Reflect on the two videos on J’ouvert in Trinidad and Kanaval at Jacmel, Haiti. What similarities do you notice and what differences seem significant? What social function do these Carnival expressions seem to fulfill? How do they challenge your understanding of Carnival?

Option 3

Devise your and respond to your own prompt! Alternatively, you can formulate a set of questions and show how these arose from specific scenes or moments in the various films you viewed. 

Here is the Imagination of the Black Radical (Rhea Storr, 2020)

Filmmaker Rhea Storr offers an ecstatic immersion into Junkanoo—a form of carnival celebrated in the Bahamas and a living expression of Afrofuturism as resistance.

Three Keywords:

Radical comes from a Latin word meaning “root,” in its earliest uses, it refers to roots of various kinds, first literal and then figurative.

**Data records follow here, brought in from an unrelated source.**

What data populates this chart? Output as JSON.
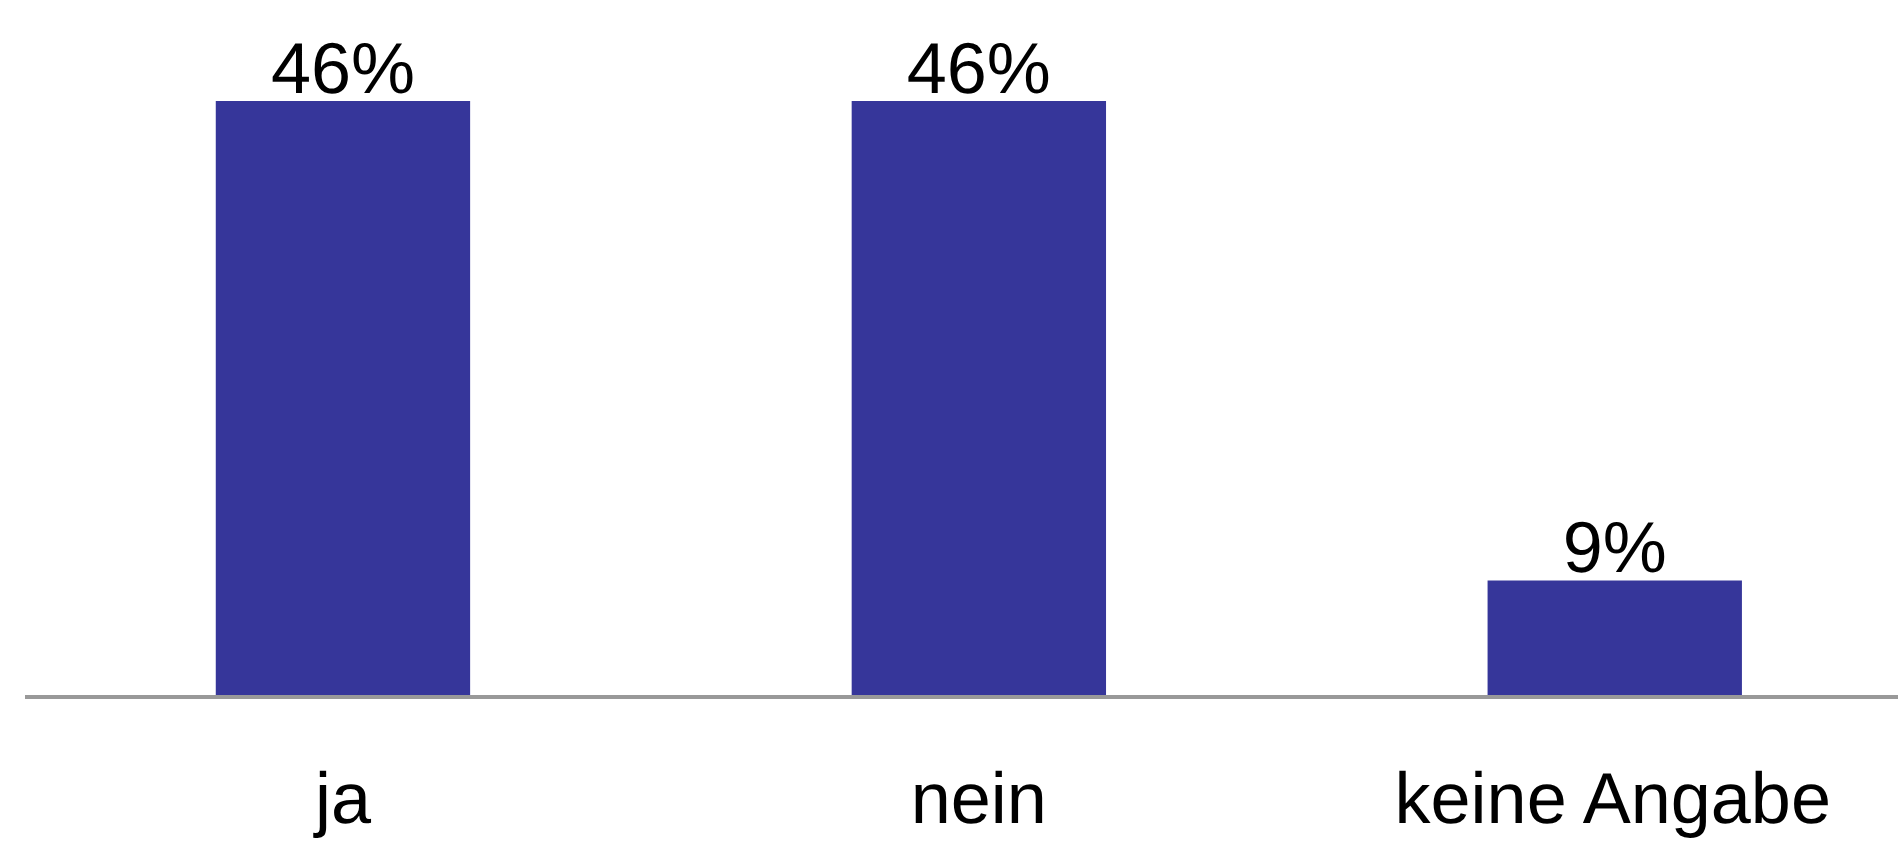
{
  "chart_data": {
    "type": "bar",
    "categories": [
      "ja",
      "nein",
      "keine Angabe"
    ],
    "values": [
      46,
      46,
      9
    ],
    "value_labels": [
      "46%",
      "46%",
      "9%"
    ],
    "color": "#36369a",
    "grid": false
  }
}
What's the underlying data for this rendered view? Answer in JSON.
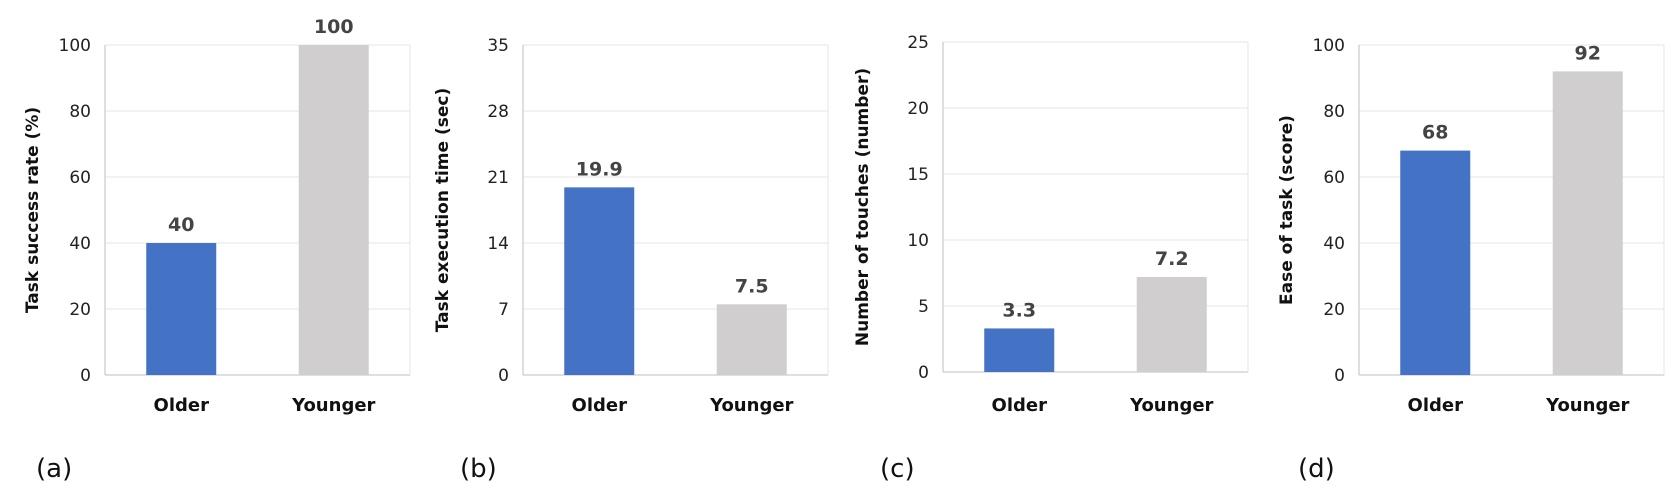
{
  "colors": {
    "older": "#4472C4",
    "younger": "#D0CECE",
    "grid": "#E6E6E6",
    "axis": "#BFBFBF"
  },
  "chart_data": [
    {
      "type": "bar",
      "panel_label": "(a)",
      "categories": [
        "Older",
        "Younger"
      ],
      "values": [
        40,
        100
      ],
      "value_labels": [
        "40",
        "100"
      ],
      "ylabel": "Task success rate (%)",
      "ylim": [
        0,
        100
      ],
      "yticks": [
        0,
        20,
        40,
        60,
        80,
        100
      ],
      "grid": true
    },
    {
      "type": "bar",
      "panel_label": "(b)",
      "categories": [
        "Older",
        "Younger"
      ],
      "values": [
        19.9,
        7.5
      ],
      "value_labels": [
        "19.9",
        "7.5"
      ],
      "ylabel": "Task execution time (sec)",
      "ylim": [
        0,
        35
      ],
      "yticks": [
        0,
        7,
        14,
        21,
        28,
        35
      ],
      "grid": true
    },
    {
      "type": "bar",
      "panel_label": "(c)",
      "categories": [
        "Older",
        "Younger"
      ],
      "values": [
        3.3,
        7.2
      ],
      "value_labels": [
        "3.3",
        "7.2"
      ],
      "ylabel": "Number of touches (number)",
      "ylim": [
        0,
        25
      ],
      "yticks": [
        0,
        5,
        10,
        15,
        20,
        25
      ],
      "grid": true
    },
    {
      "type": "bar",
      "panel_label": "(d)",
      "categories": [
        "Older",
        "Younger"
      ],
      "values": [
        68,
        92
      ],
      "value_labels": [
        "68",
        "92"
      ],
      "ylabel": "Ease of task (score)",
      "ylim": [
        0,
        100
      ],
      "yticks": [
        0,
        20,
        40,
        60,
        80,
        100
      ],
      "grid": true
    }
  ]
}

Because roots are the deepest part of a plant, radical came to describe things understood as fundamental or essential. In phrases like “radical reform” and “radical change,” radical implies a shift in the most basic or necessary part of something.

Tanisha G. Hill-Jarett says the “radical imagination entails stepping outside the confines of the now and into the expansiveness of what could be. It has been described as the ability to dream of possible futures and bring these possibilities back to the present to drive social transformation.”  She proposes three processes that comprise the radical imagination: (1) imagining alternative Black futures, (2) radical hope, and (3) collective courage. 

Hill-Jarett elaborates, “Afrofuturism intersects with the Black imagination to provide a framework for communicating ideas around possible futures and creating spaces of Black empowerment. Afrofuturism is an epistemology and artistic expression that explores the African diaspora experience through alternate realities and futures using imagination, technology, and mysticism. Afrofuturism reasserts Black agency in a way that places African diaspora people as central story writers and occupants of the past, present, and future. “

Discussion Questions

.What does it mean to have and cultivate a radical imagination within the context of the Bahamas?

.Why is carnival a vital space to experience collective world-making?

.How does the short documentary understand and perform Afro-futurism?

.What visions of the future do you see performed in carnivals?